Verklaart het in de zaak met parketnummer 18-254848-18 en in de zaak met parketnummer 18-148118-17 onder 1 bewezen verklaarde strafbaar, kwalificeert dit als hiervoor vermeld en verklaart de verdachte strafbaar.
Veroordeelt de verdachte tot een
taakstraf, bestaande uit een
werkstrafvoor de duur van
30 (dertig) uren, indien niet naar behoren verricht te vervangen door
15 (vijftien) dagen jeugddetentie.
Aldus gewezen door
mr. H.J. Deuring, voorzitter,
mr. L.J. Bosch en mr. E.M.J. Brink, raadsheren,
in tegenwoordigheid van mr. J. Brink, griffier,
en op 11 september 2019 ter openbare terechtzitting uitgesproken.

Voetnoten

1.Een in de wettelijke vorm door een daartoe bevoegde opsporingsambtenaar opgemaakt proces-verbaal aangifte, d.d. 9 mei 2017 (pagina's 14 en verder van een dossier met nummer [nummer] ) en een in de wettelijke vorm door een daartoe bevoegde opsporingsambtenaar opgemaakt proces-verbaal van verhoor aangeefster, d.d. 27 juli 2017 (pagina's 19 en verder van het hiervoor genoemde dossier).

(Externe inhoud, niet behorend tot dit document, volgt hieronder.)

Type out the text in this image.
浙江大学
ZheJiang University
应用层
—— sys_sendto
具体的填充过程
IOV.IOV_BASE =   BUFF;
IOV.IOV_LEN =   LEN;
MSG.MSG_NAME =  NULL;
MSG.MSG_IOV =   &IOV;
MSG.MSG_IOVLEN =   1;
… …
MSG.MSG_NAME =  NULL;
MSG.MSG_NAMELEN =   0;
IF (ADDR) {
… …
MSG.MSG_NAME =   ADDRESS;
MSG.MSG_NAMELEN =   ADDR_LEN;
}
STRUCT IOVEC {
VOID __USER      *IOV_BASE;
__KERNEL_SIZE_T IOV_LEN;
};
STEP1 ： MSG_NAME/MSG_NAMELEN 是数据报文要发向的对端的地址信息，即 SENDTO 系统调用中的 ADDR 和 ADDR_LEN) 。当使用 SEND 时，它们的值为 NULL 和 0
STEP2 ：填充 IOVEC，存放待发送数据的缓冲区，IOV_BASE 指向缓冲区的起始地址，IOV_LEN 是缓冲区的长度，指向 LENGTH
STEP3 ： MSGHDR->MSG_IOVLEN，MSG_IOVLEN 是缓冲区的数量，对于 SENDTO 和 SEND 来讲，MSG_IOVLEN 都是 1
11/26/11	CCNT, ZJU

2.Een in de wettelijke vorm door een daartoe bevoegde opsporingsambtenaar opgemaakt proces-verbaal van bevindingen, d.d. 27 juli 2017 (pagina's 23 en verder van het hiervoor in noot 1 genoemde dossier).
3.Een in de wettelijke vorm door een daartoe bevoegde opsporingsambtenaar opgemaakt proces-verbaal van verhoor minderjarige verdachte, d.d. 9 mei 2017 (pagina's 34 en verder van het hiervoor in noot 1 genoemde dossier) en het proces-verbaal van de niet in het openbaar gehouden terechtzitting van dit gerechtshof, meervoudige kamer voor strafzaken, op 10 juli 2019.